Two Medicine River, Montana
Greetings from Montana, Trail Watchers. At last I have been able to go to (or near) the site on the Two Medicine River in Montana, where Meriwether Lewis and a couple other men fought with some young Blackfeet men who coveted their horses and guns on the expedition's return trip in July of 1806.
It proved to be the only fatal altercation of the expedition, fatal to two of the Blackfeet. One was stabbed to death by Reubin Field and the other was shot in the stomach by Lewis himself and probably died soon after. A less pleasant way of putting it is that he was left for dead as Lewis and his men jumped on their horses and galloped away.
The Two Medicine River in its dramatic Northern Plains setting on the Blackfeet Reservation. Its headwaters are in Glacier National Park to the west.
Near the site along the bluffs of the Two Medicine is an iron tipi-like structure with several interpretive signs.
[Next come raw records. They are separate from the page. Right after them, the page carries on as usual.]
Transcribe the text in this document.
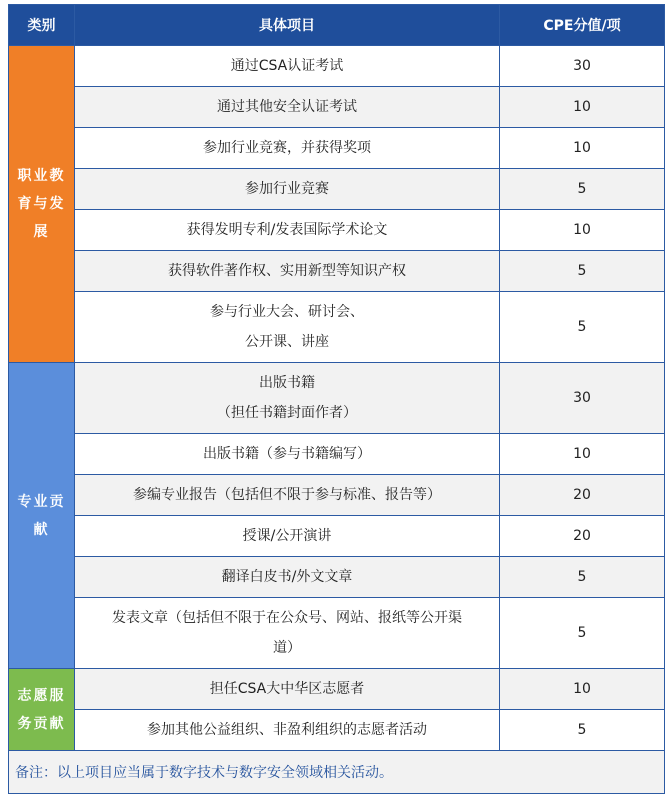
类别	具体项目	CPE分值/项
职业教育与发展	通过CSA认证考试	30

	通过其他安全认证考试	10

	参加行业竞赛，并获得奖项	10

	参加行业竞赛	5

	获得发明专利/发表国际学术论文	10

	获得软件著作权、实用新型等知识产权	5

	参与行业大会、研讨会、
公开课、讲座	5
专业贡献	出版书籍
（担任书籍封面作者）	30

	出版书籍（参与书籍编写）	10

	参编专业报告（包括但不限于参与标准、报告等）	20

	授课/公开演讲	20

	翻译白皮书/外文文章	5

	发表文章（包括但不限于在公众号、网站、报纸等公开渠
道）	5
志愿服务贡献	担任CSA大中华区志愿者	10

	参加其他公益组织、非盈利组织的志愿者活动	5
备注：以上项目应当属于数字技术与数字安全领域相关活动。		
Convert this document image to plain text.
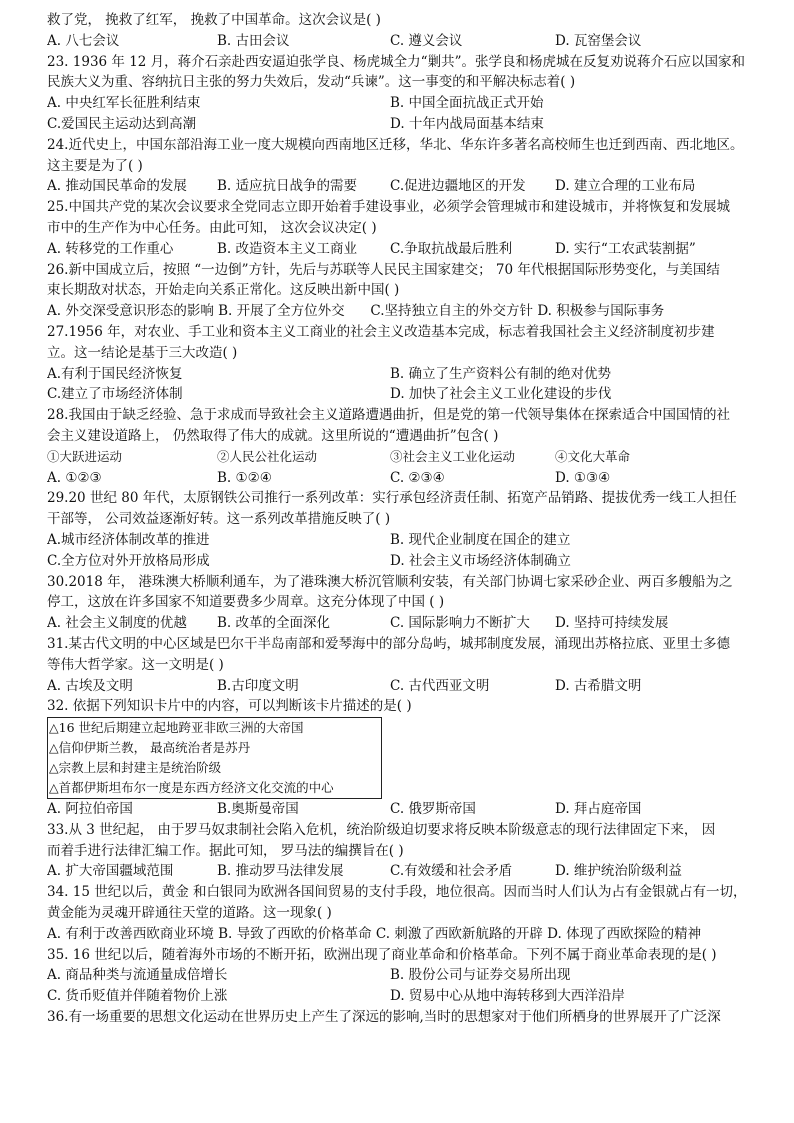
救了党， 挽救了红军， 挽救了中国革命。这次会议是( )
A. 八七会议	B. 古田会议	C. 遵义会议	D. 瓦窑堡会议
23. 1936 年 12 月，蒋介石亲赴西安逼迫张学良、杨虎城全力“剿共”。张学良和杨虎城在反复劝说蒋介石应以国家和
民族大义为重、容纳抗日主张的努力失效后，发动“兵谏”。这一事变的和平解决标志着( )
A. 中央红军长征胜利结束	B. 中国全面抗战正式开始
C.爱国民主运动达到高潮	D. 十年内战局面基本结束
24.近代史上，中国东部沿海工业一度大规模向西南地区迁移，华北、华东许多著名高校师生也迁到西南、西北地区。
这主要是为了( )
A. 推动国民革命的发展	B. 适应抗日战争的需要	C.促进边疆地区的开发	D. 建立合理的工业布局
25.中国共产党的某次会议要求全党同志立即开始着手建设事业，必须学会管理城市和建设城市，并将恢复和发展城
市中的生产作为中心任务。由此可知， 这次会议决定( )
A. 转移党的工作重心	B. 改造资本主义工商业	C.争取抗战最后胜利	D. 实行“工农武装割据”
26.新中国成立后，按照 “一边倒”方针，先后与苏联等人民民主国家建交； 70 年代根据国际形势变化，与美国结
束长期敌对状态，开始走向关系正常化。这反映出新中国( )
A. 外交深受意识形态的影响 B. 开展了全方位外交 C.坚持独立自主的外交方针 D. 积极参与国际事务
27.1956 年，对农业、手工业和资本主义工商业的社会主义改造基本完成，标志着我国社会主义经济制度初步建
立。这一结论是基于三大改造( )
A.有利于国民经济恢复	B. 确立了生产资料公有制的绝对优势
C.建立了市场经济体制	D. 加快了社会主义工业化建设的步伐
28.我国由于缺乏经验、急于求成而导致社会主义道路遭遇曲折，但是党的第一代领导集体在探索适合中国国情的社
会主义建设道路上， 仍然取得了伟大的成就。这里所说的“遭遇曲折”包含( )
①大跃进运动	②人民公社化运动	③社会主义工业化运动	④文化大革命
A. ①②③	B. ①②④	C. ②③④	D. ①③④
29.20 世纪 80 年代，太原钢铁公司推行一系列改革：实行承包经济责任制、拓宽产品销路、提拔优秀一线工人担任
干部等， 公司效益逐渐好转。这一系列改革措施反映了( )
A.城市经济体制改革的推进	B. 现代企业制度在国企的建立
C.全方位对外开放格局形成	D. 社会主义市场经济体制确立
30.2018 年， 港珠澳大桥顺利通车，为了港珠澳大桥沉管顺利安装，有关部门协调七家采砂企业、两百多艘船为之
停工，这放在许多国家不知道要费多少周章。这充分体现了中国 ( )
A. 社会主义制度的优越	B. 改革的全面深化	C. 国际影响力不断扩大	D. 坚持可持续发展
31.某古代文明的中心区域是巴尔干半岛南部和爱琴海中的部分岛屿，城邦制度发展，涌现出苏格拉底、亚里士多德
等伟大哲学家。这一文明是( )
A. 古埃及文明	B.古印度文明	C. 古代西亚文明	D. 古希腊文明
32. 依据下列知识卡片中的内容，可以判断该卡片描述的是( )
△16 世纪后期建立起地跨亚非欧三洲的大帝国
△信仰伊斯兰教， 最高统治者是苏丹
△宗教上层和封建主是统治阶级
△首都伊斯坦布尔一度是东西方经济文化交流的中心
A. 阿拉伯帝国	B.奥斯曼帝国	C. 俄罗斯帝国	D. 拜占庭帝国
33.从 3 世纪起， 由于罗马奴隶制社会陷入危机，统治阶级迫切要求将反映本阶级意志的现行法律固定下来， 因
而着手进行法律汇编工作。据此可知， 罗马法的编撰旨在( )
A. 扩大帝国疆域范围	B. 推动罗马法律发展	C.有效缓和社会矛盾	D. 维护统治阶级利益
34. 15 世纪以后，黄金 和白银同为欧洲各国间贸易的支付手段，地位很高。因而当时人们认为占有金银就占有一切，
黄金能为灵魂开辟通往天堂的道路。这一现象( )
A. 有利于改善西欧商业环境 B. 导致了西欧的价格革命 C. 刺激了西欧新航路的开辟 D. 体现了西欧探险的精神
35. 16 世纪以后，随着海外市场的不断开拓，欧洲出现了商业革命和价格革命。下列不属于商业革命表现的是( )
A. 商品种类与流通量成倍增长	B. 股份公司与证券交易所出现
C. 货币贬值并伴随着物价上涨	D. 贸易中心从地中海转移到大西洋沿岸
36.有一场重要的思想文化运动在世界历史上产生了深远的影响,当时的思想家对于他们所栖身的世界展开了广泛深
There is an additional sign discussing a tipi ring--a circle of stones that once weighed down the edges of a Blackfeet tipi--adjacent to the main interpretive site. This was also interesting to me because when I did an archaeology field school along the Front Range of the Colorado Rockies, we actually would hike through a tipi ring site to get to the rock shelters we were excavating. (Later, the tipi ring site was excavated by the field school and its name, Killdeer Canyon, was bestowed by me, albeit inadvertently when I mentioned in passing that the preponderance of killdeers [a ground nesting plover] might lend their name to the ravine we hiked through each morning!)
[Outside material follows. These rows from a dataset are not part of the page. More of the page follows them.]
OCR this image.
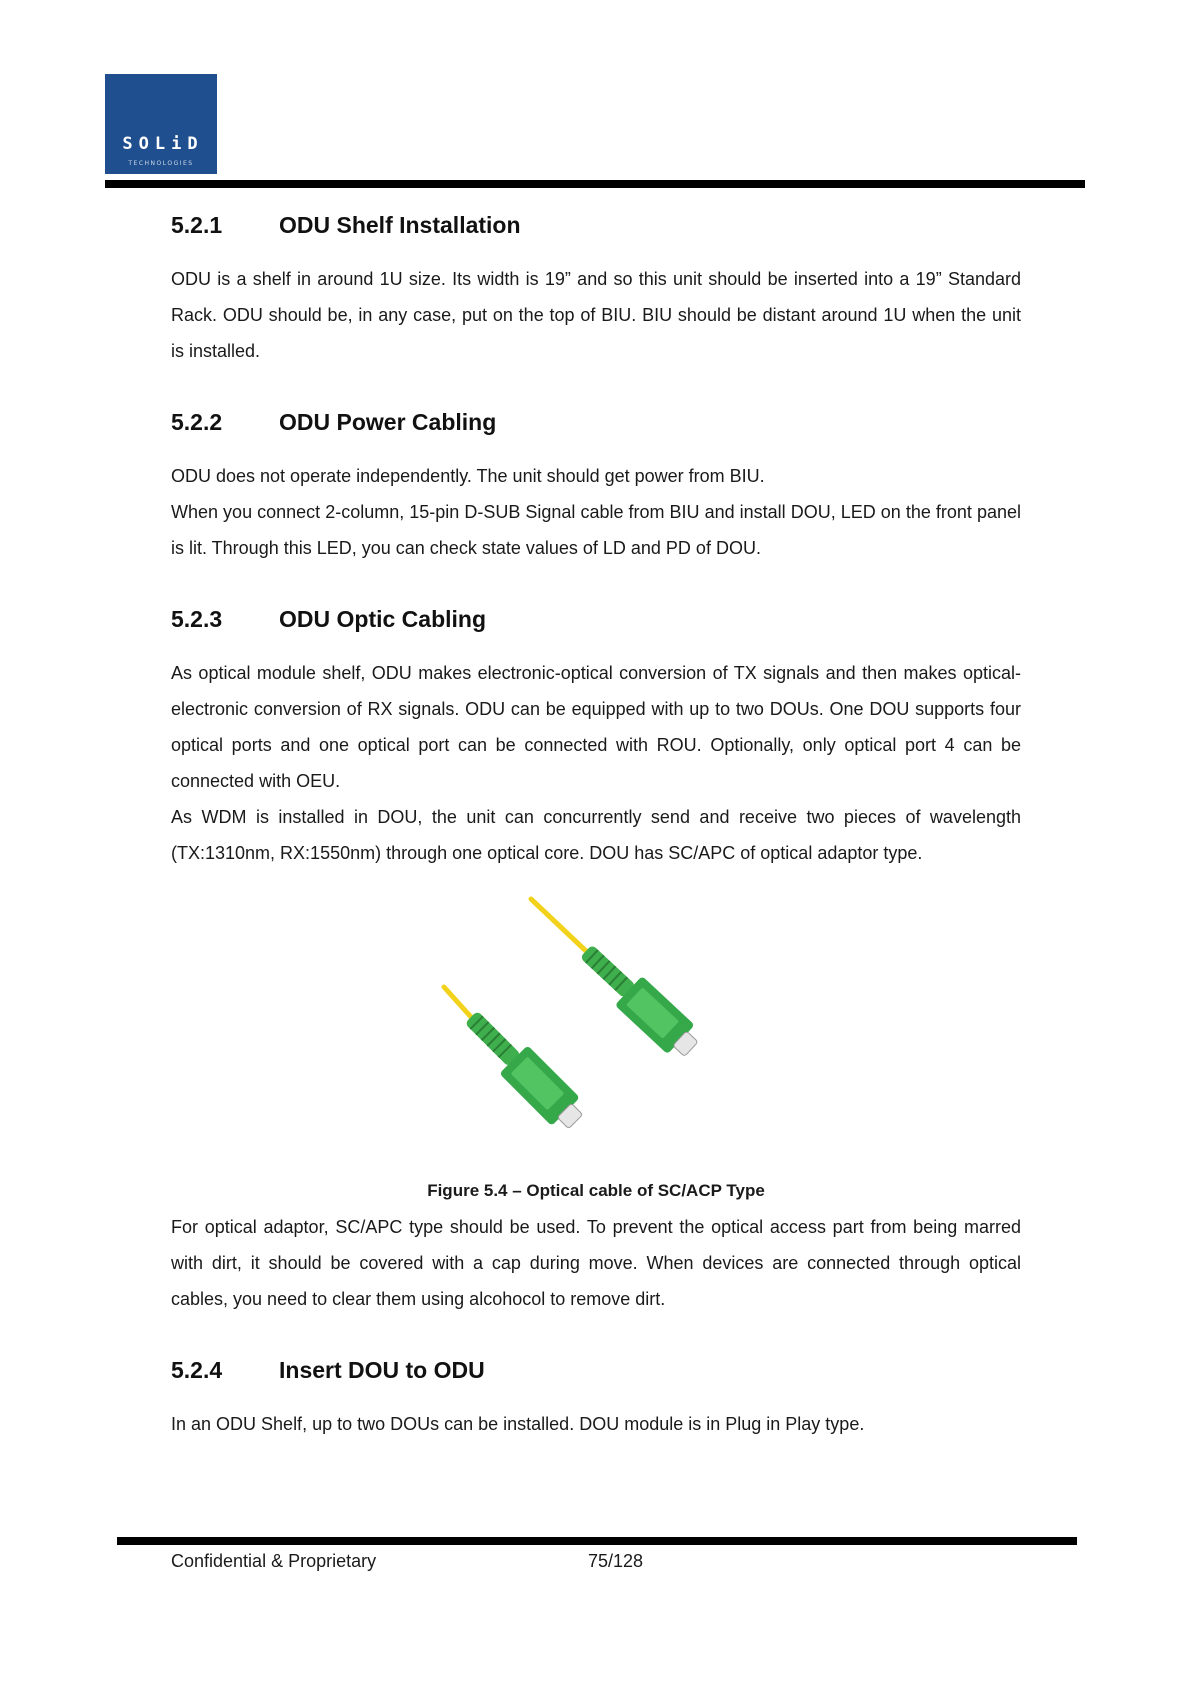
SOLiD
TECHNOLOGIES
5.2.1	ODU Shelf Installation

ODU is a shelf in around 1U size. Its width is 19” and so this unit should be inserted into a 19” Standard Rack. ODU should be, in any case, put on the top of BIU. BIU should be distant around 1U when the unit is installed.

5.2.2	ODU Power Cabling

ODU does not operate independently. The unit should get power from BIU.

When you connect 2-column, 15-pin D-SUB Signal cable from BIU and install DOU, LED on the front panel is lit. Through this LED, you can check state values of LD and PD of DOU.

5.2.3	ODU Optic Cabling

As optical module shelf, ODU makes electronic-optical conversion of TX signals and then makes optical-electronic conversion of RX signals. ODU can be equipped with up to two DOUs. One DOU supports four optical ports and one optical port can be connected with ROU. Optionally, only optical port 4 can be connected with OEU.

As WDM is installed in DOU, the unit can concurrently send and receive two pieces of wavelength (TX:1310nm, RX:1550nm) through one optical core. DOU has SC/APC of optical adaptor type.

Figure 5.4 – Optical cable of SC/ACP Type

For optical adaptor, SC/APC type should be used. To prevent the optical access part from being marred with dirt, it should be covered with a cap during move. When devices are connected through optical cables, you need to clear them using alcohocol to remove dirt.

5.2.4	Insert DOU to ODU

In an ODU Shelf, up to two DOUs can be installed. DOU module is in Plug in Play type.

Confidential & Proprietary	75/128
Here is the interpretive site dedicated to the Two Medicine fight. The lone sign to the left describes a tipi ring just below it. The signs inside the iron tipi discuss the Two Medicine incident.
This afternoon when I drove to the site, the weather was hot, somewhat overcast, and still. It was also very, very quiet in this remote location, although I noticed that there are quite a few of those little oil wells scattered about this section of the reservation. (I highly doubt that Blackfeet individuals or the tribe reap the revenues from these oil wells).
This photo looking in the opposite direction of the previous picture of the river shows some of the development in this area, as evidenced by power lines and an oil pipeline suspended over the river.
This photo on one of the interpretive signs in the "tipi" supposedly shows the actual campsite of Lewis and his men before their fateful encounter with the Blackfeet. It is located somewhere on private property, according to the caption below it.
In my next post, I will discuss the text and images included on the interpretive signs at the Two Medicine site.
This trail sign in Montana includes an image of Sacagawea and her baby.